Methods: Endothelial and mural cells were cultured alone or together and the regulation of Syndecan-2 expression and Notch signaling were assessed by quantitative PCR, Western blotting, and luciferase assays. Expression of relevant genes was modulated by siRNA knockdown and over expression using lentiviral expression vectors.Results: We identified Syndecan-2 as one gene that is induced in mural cells by cocultured endothelial cells. Syndecan-2 is a heparan sulfate proteoglycan that serves as a receptor for extracellular matrix proteins and growth factors, and has been implicated in regulating angiogenesis.

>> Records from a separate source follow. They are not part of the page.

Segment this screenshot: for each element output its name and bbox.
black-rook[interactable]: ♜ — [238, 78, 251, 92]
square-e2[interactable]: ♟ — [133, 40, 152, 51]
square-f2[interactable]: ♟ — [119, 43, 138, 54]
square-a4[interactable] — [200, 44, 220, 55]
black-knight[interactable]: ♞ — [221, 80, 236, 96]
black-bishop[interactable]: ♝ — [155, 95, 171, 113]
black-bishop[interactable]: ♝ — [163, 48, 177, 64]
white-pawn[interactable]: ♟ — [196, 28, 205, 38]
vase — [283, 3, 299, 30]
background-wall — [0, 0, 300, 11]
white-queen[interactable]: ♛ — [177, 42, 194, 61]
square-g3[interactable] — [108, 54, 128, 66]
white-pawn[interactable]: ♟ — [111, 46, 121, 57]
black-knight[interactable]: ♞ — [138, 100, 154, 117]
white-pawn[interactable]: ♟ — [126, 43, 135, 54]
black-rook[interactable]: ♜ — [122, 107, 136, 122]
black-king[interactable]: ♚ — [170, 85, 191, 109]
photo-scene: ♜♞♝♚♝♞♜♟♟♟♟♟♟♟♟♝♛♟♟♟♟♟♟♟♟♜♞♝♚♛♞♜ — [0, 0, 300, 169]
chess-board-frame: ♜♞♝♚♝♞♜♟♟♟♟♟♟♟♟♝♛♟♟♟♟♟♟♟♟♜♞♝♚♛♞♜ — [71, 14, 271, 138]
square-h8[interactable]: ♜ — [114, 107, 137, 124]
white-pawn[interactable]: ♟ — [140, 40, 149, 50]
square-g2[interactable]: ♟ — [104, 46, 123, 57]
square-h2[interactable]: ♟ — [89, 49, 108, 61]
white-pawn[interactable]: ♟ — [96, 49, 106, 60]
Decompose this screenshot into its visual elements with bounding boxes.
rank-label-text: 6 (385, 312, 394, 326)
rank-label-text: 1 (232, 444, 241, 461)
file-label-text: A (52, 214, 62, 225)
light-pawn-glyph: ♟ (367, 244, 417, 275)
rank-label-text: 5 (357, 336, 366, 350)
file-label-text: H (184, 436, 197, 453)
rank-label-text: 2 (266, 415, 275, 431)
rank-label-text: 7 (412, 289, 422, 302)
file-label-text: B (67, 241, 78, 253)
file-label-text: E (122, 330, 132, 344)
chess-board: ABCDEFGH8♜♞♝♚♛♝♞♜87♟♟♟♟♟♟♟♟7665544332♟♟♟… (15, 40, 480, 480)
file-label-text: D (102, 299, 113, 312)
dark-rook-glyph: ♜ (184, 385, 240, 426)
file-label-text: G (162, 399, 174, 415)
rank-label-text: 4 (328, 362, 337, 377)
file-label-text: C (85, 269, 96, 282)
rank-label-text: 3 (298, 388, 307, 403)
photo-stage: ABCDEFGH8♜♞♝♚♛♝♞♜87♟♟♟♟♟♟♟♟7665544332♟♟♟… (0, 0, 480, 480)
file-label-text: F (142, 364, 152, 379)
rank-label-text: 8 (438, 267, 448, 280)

Investigations into the mechanism that governs endothelial-dependent induction of Syndecan-2, revealed a role for Notch signaling. Treatment with Notch signaling inhibitor DAPT and dominant-negative Mastermind blocked Syndecan-2 upregulation. In addition, silencing of Notch2 and Notch3 by siRNA prevented Syndecan-2 induction, and overexpression of the intracellular domain of either Notch2 and Notch3 drove the expression of Syndecan-2. Our lab previously showed induction of Notch3 by heterotypic cell interaction regulates vessel formation. The activation of Notch signaling is initiated by the binding of ligand to receptor, and this event is a potential target of Syndecan-2, as a transmembrane coreceptor. To test this hypothesis, we silenced Syndecan-2 and found the induction of Notch signaling was attenuated.

Conclusion: These finding indicate Syndecan-2 and Notch signaling regulate each other reciprocally, and partially explain the mechanism of autoregulation of Notch3 in mural cells.